The problem, of course, with a two-wire circuit
is that it's not grounded. The old Romex (NM) and
BX (AC) cables had no separate grounding conductor,
or the conductor was so small (16 or 18 AWG) that
it wouldn't count by today's code. This type of
cable can usually be identified by the sheathing,
which looks like snake skin or tarred cloth.
However, there is some old two-wire Romex out there
that looks like the modern plastic/vinyl sheathed
kind, so don't automatically assume there is a
grounding wire. Open the box and check.
In the case of old steel-clad armored cable
(BX), it's still legal to use the metal shield as a
ground, but I wouldn't do it. If you must, make
sure the BX connector has a screw or some type of
clamp that really bites into the metal of the
shield, and that the connector is very securely
tightened against the side of a metal box with the
lock ring. The grounding path could fail if any one
of these connections is not absolutely secure. If
the two-wire circuit happens to be in a conduit
(rigid or EMT), you may use the conduit as a
grounding path, provided all of the connectors and
couplings are tight. Still, I prefer not to rely on
the conduit, and instead always pull a separate,
appropriately sized green grounding conductor.

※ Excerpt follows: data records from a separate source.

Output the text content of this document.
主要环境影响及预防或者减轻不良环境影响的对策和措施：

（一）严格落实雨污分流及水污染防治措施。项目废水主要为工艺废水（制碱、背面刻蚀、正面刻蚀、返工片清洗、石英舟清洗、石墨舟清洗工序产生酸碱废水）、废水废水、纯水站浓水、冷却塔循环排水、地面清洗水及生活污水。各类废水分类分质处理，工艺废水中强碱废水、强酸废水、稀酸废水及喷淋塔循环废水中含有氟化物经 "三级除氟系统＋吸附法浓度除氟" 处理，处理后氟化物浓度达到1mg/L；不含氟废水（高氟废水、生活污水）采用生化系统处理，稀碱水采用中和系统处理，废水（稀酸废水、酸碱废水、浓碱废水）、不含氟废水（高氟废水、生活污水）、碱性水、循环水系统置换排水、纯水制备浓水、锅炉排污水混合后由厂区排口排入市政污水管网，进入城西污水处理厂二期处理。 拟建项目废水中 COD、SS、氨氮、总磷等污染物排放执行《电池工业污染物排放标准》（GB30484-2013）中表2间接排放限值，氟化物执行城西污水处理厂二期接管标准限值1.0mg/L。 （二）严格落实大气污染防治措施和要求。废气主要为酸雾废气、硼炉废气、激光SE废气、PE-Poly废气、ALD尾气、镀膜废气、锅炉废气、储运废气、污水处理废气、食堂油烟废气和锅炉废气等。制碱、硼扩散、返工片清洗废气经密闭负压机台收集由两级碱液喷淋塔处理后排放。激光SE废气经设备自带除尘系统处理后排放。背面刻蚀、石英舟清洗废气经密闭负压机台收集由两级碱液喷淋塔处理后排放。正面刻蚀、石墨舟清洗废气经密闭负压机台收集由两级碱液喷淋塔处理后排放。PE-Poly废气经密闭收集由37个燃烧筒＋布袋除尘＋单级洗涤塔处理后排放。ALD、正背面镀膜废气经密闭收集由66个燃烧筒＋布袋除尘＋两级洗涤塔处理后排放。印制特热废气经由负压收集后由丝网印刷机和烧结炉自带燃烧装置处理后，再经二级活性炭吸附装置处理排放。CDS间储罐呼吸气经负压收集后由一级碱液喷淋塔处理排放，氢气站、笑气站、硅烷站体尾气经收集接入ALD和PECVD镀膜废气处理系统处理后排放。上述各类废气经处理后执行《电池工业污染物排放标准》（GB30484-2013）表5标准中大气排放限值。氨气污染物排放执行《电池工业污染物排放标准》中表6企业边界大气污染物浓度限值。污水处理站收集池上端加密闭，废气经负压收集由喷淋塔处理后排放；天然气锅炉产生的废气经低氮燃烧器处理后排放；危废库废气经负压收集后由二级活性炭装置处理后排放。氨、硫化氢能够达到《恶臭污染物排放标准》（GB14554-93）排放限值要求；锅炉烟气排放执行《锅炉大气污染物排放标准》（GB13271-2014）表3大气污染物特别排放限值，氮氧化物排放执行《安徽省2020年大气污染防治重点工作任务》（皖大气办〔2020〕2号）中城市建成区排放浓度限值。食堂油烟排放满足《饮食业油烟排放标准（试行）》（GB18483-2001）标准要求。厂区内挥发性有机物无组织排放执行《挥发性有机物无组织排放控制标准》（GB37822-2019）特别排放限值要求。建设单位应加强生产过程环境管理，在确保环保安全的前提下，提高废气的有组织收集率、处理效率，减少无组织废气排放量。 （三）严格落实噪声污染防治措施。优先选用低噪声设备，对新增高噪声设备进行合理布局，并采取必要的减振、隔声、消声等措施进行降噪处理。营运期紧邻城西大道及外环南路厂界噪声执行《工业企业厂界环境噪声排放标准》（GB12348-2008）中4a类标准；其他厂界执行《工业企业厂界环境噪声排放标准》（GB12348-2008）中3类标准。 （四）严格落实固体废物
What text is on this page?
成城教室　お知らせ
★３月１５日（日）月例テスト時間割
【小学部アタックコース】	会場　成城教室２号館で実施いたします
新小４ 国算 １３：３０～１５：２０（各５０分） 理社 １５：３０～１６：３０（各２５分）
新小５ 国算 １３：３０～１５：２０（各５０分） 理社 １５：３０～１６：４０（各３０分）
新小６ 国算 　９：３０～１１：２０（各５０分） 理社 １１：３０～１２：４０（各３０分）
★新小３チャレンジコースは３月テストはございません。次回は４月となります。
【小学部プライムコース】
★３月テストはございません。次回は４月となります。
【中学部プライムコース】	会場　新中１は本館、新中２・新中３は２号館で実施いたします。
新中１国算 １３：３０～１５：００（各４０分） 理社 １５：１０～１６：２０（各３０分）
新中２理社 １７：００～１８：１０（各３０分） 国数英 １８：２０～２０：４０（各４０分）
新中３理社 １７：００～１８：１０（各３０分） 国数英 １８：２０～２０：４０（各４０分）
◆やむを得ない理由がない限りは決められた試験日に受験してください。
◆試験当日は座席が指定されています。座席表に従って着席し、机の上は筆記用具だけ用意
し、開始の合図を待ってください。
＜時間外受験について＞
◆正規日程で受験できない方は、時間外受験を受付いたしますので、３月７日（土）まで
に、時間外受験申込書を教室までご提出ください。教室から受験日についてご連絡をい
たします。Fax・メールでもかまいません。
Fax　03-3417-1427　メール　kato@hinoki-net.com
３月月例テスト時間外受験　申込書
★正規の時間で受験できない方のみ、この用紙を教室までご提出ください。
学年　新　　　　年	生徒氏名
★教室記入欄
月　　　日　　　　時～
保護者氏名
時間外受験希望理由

There are a couple of ways to deal with two-wire
Romex or knob and tube. It's legal to exchange a
two-prong receptacle for a GFCI receptacle or to
put the whole circuit behind a GFCI breaker.
However, you may not be able to get the GFCI
breaker to hold, because old circuits tend to have
some ground leaking. The GFCI protection is
actually much better at preventing electrocution
than grounding is, though you will be required to
mark every outlet with the words "no grounding
conductor present." This is to remind people not to
plug a surge protector into that circuit, because a
surge protector won't work unless it's properly
grounded.
It is possible to upgrade a circuit by running a
separate grounding conductor to the nearest panel,
the service main, or the system grounding
electrode. This would make sense only if the
circuit you were upgrading was close to the
grounding electrode and far from any panels,
including the main. In the time it takes to run a
grounding wire to a panel, you could just as easily
run a new cable with a grounding wire in it.
By the way, it used to be considered okay to run
a grounding wire to the nearest cold-water pipe,
and I've seen them run to cast-iron drain pipes,
gas pipes, metal ducts, and driven ground rods.
Please don't do any of those things! Pipes and
ducts present a real hazard when energized without
clearing the fault, and dirt is a high-impedance
grounding path.
In the end, the best and often the fastest way
to bring a two-wire circuit to code is simply to
rewire it. When that's not possible, your inspector
may accept one of the methods described above.